I used to think calculus was about formulas. Then I had to teach it.
What you're looking at
Two panels split by a vertical line. Left side: what I thought integration was when I learned it at MIT — a symbol-manipulation game, formulas leading to formulas. Right side: what I understood later when I had to teach freshmen — it's counting, it's area, it's the sum of infinitely many contributions. The left side is red (wrong path), the right is green (the real thing). Arrows point down to what each view produces: a function vs. a number.
Why I drew it this way
The vertical divider is hard — no gradual transition, because the shift wasn't gradual. It happened the first time a student asked me "but what IS an integral?" and I realized I'd been doing symbol-shuffling for years without the picture in my head.
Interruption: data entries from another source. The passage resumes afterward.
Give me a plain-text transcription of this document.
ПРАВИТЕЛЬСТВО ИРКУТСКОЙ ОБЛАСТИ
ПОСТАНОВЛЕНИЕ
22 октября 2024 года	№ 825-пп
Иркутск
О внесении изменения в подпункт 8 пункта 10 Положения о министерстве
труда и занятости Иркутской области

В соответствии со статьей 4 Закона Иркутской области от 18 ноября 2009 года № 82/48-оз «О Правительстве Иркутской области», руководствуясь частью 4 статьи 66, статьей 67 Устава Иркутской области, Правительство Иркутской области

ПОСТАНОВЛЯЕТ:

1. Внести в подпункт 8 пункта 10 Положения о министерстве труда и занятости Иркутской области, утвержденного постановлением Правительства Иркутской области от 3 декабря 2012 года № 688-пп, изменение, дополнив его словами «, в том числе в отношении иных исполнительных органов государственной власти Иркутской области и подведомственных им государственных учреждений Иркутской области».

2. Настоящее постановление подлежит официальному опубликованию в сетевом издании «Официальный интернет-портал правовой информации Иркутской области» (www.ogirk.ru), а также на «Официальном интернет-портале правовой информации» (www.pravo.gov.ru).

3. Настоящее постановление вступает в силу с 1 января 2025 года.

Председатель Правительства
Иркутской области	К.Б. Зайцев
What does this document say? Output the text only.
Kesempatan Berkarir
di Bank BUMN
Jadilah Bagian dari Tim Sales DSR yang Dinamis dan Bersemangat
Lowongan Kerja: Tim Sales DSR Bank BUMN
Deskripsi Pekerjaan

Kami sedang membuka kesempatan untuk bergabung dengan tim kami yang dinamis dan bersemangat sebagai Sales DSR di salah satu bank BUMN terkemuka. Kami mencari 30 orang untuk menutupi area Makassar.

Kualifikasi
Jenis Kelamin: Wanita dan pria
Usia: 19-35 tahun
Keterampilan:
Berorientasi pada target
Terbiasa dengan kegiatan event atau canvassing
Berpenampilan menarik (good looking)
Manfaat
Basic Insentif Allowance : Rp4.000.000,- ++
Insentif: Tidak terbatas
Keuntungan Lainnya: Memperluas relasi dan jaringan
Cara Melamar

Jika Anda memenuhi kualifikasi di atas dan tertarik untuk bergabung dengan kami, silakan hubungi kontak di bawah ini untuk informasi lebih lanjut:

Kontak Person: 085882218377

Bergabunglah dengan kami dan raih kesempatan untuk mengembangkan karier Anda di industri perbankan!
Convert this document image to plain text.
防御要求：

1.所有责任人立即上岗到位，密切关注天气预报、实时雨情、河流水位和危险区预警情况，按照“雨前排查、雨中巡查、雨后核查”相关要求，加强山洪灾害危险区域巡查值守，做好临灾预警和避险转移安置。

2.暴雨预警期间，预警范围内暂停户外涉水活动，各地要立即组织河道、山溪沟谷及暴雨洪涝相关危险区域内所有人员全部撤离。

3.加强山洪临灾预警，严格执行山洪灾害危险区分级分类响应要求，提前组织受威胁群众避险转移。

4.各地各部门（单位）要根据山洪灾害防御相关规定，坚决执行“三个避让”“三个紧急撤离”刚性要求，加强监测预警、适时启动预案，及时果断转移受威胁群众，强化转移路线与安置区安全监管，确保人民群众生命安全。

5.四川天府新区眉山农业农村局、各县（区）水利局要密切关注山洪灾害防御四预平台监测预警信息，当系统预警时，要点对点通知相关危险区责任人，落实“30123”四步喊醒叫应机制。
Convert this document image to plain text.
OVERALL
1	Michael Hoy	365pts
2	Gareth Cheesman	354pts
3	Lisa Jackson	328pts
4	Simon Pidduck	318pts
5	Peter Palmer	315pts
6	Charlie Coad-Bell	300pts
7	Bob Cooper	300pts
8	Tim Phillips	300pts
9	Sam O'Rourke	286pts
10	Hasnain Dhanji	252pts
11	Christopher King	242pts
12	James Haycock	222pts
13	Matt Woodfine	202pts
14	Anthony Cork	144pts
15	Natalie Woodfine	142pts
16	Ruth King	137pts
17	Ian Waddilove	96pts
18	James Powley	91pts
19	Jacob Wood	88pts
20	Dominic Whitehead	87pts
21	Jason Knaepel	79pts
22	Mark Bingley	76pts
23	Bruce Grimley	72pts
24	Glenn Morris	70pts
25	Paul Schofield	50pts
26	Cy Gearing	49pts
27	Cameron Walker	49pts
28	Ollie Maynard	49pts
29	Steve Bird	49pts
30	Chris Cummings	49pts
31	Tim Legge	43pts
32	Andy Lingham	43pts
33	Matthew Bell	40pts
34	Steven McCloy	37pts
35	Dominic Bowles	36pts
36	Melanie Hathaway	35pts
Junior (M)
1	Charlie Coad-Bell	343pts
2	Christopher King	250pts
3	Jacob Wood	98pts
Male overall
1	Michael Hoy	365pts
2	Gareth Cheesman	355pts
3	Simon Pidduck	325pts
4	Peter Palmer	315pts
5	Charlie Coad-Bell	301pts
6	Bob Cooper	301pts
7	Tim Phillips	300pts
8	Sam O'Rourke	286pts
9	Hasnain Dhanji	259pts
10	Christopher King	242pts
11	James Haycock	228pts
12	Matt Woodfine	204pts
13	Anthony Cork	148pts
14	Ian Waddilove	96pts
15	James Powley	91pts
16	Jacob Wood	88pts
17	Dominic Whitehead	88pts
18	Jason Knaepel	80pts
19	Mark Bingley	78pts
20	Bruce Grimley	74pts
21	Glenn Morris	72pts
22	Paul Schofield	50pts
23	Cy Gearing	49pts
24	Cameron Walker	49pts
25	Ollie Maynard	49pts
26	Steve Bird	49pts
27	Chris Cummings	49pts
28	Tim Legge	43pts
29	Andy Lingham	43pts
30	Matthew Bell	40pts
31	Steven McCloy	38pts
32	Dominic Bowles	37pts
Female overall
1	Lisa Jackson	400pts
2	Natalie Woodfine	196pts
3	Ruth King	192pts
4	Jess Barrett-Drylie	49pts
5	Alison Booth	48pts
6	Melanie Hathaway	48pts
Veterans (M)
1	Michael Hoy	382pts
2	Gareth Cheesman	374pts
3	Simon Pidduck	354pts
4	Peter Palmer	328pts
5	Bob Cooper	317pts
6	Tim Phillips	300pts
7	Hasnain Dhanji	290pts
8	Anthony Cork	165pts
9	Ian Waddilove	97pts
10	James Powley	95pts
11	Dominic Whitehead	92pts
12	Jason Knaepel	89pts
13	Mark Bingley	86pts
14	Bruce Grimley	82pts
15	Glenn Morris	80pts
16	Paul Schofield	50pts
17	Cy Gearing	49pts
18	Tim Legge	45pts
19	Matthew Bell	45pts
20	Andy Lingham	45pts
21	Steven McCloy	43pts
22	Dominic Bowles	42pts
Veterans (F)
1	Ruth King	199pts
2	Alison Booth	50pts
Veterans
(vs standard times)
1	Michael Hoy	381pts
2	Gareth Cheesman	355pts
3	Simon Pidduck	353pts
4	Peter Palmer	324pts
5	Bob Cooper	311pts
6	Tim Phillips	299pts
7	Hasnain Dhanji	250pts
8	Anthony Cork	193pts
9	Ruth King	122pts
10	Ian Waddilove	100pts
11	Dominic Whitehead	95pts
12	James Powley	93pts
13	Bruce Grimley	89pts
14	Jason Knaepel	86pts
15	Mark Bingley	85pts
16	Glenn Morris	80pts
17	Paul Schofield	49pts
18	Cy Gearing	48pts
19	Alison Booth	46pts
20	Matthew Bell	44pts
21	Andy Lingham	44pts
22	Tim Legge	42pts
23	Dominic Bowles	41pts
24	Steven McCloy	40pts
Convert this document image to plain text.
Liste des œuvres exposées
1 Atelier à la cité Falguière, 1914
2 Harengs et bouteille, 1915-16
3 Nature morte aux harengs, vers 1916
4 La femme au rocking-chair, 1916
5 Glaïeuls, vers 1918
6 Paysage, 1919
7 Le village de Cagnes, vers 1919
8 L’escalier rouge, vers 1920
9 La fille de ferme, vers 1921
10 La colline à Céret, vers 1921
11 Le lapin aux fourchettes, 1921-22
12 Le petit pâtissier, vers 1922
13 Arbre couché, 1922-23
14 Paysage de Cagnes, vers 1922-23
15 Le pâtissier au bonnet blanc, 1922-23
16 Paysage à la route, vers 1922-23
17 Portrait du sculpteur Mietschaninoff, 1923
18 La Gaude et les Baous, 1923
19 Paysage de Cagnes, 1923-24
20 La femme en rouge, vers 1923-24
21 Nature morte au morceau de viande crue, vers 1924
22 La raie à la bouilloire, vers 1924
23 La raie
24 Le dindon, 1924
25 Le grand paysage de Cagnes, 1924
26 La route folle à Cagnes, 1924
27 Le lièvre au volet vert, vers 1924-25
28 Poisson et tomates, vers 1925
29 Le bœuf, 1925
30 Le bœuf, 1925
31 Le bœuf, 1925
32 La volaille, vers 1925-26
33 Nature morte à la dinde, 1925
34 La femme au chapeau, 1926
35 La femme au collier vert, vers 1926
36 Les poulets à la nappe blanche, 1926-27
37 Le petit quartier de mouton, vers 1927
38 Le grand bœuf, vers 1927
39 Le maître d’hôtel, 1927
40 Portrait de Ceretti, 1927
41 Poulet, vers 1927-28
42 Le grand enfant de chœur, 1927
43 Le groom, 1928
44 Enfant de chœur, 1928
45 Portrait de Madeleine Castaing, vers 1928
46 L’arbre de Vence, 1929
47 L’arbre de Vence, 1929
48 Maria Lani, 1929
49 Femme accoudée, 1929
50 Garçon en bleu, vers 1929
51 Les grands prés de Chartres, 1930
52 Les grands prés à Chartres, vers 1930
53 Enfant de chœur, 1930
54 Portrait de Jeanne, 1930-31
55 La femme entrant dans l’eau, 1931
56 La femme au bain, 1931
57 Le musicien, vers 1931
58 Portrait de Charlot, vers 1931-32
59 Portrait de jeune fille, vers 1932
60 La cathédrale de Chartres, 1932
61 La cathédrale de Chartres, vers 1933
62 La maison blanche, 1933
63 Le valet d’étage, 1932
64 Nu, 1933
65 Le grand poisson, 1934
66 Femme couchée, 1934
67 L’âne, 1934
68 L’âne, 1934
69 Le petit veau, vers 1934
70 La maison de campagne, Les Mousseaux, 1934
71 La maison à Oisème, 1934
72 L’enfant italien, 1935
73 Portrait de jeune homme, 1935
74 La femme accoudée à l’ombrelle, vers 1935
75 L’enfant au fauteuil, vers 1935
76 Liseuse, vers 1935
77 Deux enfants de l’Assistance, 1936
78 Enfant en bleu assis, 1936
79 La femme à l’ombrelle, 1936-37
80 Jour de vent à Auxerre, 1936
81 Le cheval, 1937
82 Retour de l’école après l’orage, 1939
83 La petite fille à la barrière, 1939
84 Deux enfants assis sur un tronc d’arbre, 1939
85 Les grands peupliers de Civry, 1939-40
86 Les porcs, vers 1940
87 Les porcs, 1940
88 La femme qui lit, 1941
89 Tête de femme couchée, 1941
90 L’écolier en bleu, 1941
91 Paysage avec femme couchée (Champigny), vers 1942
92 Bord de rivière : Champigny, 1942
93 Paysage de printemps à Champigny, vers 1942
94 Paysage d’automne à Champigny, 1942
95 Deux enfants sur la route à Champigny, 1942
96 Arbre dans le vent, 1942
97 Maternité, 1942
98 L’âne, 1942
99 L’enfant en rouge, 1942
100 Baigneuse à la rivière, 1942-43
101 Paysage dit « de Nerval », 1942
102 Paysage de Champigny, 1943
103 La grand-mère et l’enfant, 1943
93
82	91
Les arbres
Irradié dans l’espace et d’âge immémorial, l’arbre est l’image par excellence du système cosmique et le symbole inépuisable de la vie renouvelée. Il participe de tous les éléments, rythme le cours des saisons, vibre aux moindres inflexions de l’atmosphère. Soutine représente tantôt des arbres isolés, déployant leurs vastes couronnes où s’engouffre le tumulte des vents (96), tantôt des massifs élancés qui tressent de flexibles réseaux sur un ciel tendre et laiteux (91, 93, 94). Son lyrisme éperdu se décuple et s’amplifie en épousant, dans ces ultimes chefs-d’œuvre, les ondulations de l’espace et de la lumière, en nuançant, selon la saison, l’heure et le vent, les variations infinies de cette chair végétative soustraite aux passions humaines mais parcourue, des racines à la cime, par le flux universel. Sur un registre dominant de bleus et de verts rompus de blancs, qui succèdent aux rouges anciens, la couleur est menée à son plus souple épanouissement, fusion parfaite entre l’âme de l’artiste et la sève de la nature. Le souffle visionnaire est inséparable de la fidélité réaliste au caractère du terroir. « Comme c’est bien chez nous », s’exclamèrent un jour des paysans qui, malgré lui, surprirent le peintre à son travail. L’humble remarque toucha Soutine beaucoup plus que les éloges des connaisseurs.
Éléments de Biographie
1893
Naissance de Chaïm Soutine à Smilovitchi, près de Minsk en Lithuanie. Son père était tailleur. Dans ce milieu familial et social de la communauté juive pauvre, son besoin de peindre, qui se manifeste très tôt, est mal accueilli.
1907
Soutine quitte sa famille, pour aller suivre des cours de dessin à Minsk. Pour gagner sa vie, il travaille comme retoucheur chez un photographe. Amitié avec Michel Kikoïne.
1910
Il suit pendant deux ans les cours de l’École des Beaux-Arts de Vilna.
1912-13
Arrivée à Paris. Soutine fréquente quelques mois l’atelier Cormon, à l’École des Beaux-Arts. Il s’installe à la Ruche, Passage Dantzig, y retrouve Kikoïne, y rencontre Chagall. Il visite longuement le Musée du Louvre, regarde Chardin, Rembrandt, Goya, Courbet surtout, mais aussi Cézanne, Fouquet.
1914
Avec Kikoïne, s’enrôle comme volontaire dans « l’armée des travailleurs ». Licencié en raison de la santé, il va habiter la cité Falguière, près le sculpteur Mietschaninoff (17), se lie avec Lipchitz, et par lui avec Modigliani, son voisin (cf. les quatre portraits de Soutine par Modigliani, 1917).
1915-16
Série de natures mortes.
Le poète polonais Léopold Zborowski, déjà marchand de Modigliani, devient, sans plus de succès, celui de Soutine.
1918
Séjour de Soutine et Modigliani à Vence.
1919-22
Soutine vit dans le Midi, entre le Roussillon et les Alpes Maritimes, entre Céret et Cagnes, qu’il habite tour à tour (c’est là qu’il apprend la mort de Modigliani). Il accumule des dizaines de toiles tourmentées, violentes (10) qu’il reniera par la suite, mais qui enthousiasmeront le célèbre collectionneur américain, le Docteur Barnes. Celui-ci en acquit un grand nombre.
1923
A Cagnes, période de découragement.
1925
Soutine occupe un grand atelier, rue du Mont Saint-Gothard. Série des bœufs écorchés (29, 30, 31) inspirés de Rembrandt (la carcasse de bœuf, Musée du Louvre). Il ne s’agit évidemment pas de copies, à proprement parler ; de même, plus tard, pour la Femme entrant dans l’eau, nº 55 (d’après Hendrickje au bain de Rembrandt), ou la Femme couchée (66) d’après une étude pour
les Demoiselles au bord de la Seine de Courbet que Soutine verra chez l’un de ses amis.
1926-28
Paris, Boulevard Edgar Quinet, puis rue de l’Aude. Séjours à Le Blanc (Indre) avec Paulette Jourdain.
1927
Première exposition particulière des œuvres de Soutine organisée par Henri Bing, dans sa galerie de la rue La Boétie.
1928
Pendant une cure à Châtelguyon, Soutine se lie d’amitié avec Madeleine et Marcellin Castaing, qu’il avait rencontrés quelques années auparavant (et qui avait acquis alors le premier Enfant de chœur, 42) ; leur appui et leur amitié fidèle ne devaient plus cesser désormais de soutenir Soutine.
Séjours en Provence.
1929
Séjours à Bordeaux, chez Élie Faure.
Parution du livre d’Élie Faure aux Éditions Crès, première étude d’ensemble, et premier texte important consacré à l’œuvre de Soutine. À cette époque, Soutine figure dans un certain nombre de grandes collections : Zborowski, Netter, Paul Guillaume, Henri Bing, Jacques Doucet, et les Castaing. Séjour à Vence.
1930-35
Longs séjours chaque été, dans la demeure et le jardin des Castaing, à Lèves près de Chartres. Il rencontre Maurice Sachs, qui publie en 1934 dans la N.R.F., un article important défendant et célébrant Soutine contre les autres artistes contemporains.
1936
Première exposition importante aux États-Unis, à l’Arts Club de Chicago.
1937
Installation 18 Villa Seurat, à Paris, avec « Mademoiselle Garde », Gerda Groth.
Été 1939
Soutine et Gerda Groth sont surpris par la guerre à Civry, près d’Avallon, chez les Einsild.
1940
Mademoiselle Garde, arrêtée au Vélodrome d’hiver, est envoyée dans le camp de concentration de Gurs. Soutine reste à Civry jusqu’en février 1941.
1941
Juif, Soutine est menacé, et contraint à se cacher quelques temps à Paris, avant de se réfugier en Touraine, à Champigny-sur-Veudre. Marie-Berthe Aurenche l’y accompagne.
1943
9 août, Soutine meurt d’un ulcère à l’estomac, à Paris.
I put the formula in a box on the left because that's how it felt: closed, rigid, something you either got right or wrong. The right side gets an ellipse because the concept is round, continuous — it flows. The annotations at the bottom are the punchline: procedure vs. meaning.
What it argues
That you can be technically fluent and conceptually blind. I could integrate anything you handed me in 1935, but I didn't know what I was doing until I had to explain it to someone who'd never seen it before. The diagram argues that teaching is where you discover whether you actually understand your own tools, or whether you're just good at following recipes.
What I left out
I didn't draw the middle part — the years of using integrals in quantum mechanics, path integrals, all the machinery I built on top of a foundation I didn't really see. That would've been a third panel, and it would've muddied the point. The before/after is sharper without the "during." The shame is in the gap, not in the journey across it.